Neither of these actors are strangers to comedy, they may do a fantastic job with serious meaty roles but they can also bring the laughs and deliver one-liners like the pro’s that they are. This isn’t a laugh a minute comedy, or a sickly sweet story, it is charming and clever and current, it is both comedy and heartwarming at the same time which is very rarely pulled off. De Niro’s Ben is relentlessly helpful, an old-fashioned gentleman that everyone is sure to love, especially watching him figure out how to use Facebook, rather than kill or threaten anyone which is an entertaining contrast. Whereas Hathaway’s Jules is hinting back to the days of Prada and Princesses, her comedy roots are undeniable despite her winning an Oscar for one of the most serious roles for women created, she’s gone from Princess Diaries to Ella Enchanted to Get Smart to Bride Wars to Love & Other Drugs to One Day, Hathaway can do comedy no question. Playing Jules is just another example to that fact, smart, sarcastic and bright whose character like Ben will appeal to audiences. As well as her daughter Paige played by first time actress JoJo Kushner who is utterly adorable while completely arrogant in the way you can only love in a child.

The whole cast creates a great team in this film which is exactly the type of atmosphere it creates, starting with Adam DeVine (Pitch Perfect, Workaholics) as the clueless 21st century man who knows nothing about women but is willing to learn when Ben comes along. Christina Scherer as the over-worked and deathly stressed assistant who is ready to burst at any moment, also known as Becky who just wants to do a good job, fairly unknown of an actress after this film it would definitely be great to see her in other things. Andrew Rannells of acclaimed (but in my opinion widely overrated) series Girls, as the sensible one who is entertaining but I have nothing to scream about with this one. Zack Pearlman and Jason Orley as the nerd backup to DeVine do a fantastic job. Rene Russo is even great as the over friendly in-house masseuse and love interest. The only person who creates a problem with my statement of this being a great team cast is Anders Holm (Mindy Project, Workaholics) his acting is like something from an advert, it’s overly cheesy and slightly fake, his character is almost irritating which is a shame as he’s the only weak link.

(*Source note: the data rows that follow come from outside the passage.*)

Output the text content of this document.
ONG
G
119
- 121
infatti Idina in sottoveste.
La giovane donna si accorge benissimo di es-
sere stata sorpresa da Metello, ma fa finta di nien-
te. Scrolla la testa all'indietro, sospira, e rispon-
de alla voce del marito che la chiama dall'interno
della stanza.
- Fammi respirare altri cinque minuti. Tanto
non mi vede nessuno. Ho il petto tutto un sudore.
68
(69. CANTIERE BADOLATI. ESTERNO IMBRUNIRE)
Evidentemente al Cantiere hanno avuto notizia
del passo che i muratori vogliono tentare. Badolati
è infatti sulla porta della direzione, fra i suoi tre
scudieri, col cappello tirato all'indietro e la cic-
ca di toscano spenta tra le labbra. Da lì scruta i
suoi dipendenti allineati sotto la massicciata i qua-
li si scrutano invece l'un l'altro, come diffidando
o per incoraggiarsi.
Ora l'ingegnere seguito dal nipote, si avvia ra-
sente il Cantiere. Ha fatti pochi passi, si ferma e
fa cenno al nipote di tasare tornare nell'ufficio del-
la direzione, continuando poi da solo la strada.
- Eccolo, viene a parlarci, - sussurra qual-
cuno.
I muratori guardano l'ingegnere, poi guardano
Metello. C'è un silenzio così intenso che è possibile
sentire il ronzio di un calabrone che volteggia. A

Nancy Meyers knows how to work with big stars; Meryl Streep, Jack Nicholson, Diane Keaton, Steve Martin, Kate Winslet, Alec Baldwin; she has yet to direct a film that doesn’t involve some very famous faces. Her films are dependable and a comforting friend, they are not the risk taker with phenomenal results, but there’s not much call for risk taking versions of films like this, I’m not even sure what that would look like. They are predictable and yet you still want to see what will happen, really it’s a film I find hard to describe because it’s enjoyable and it’s great to watch and yet it’s not an instant one to rave about. It’s an utterly like-able film with a great cast and a great story, but one that if you don’t see it you haven’t actually missed out on an awful lot.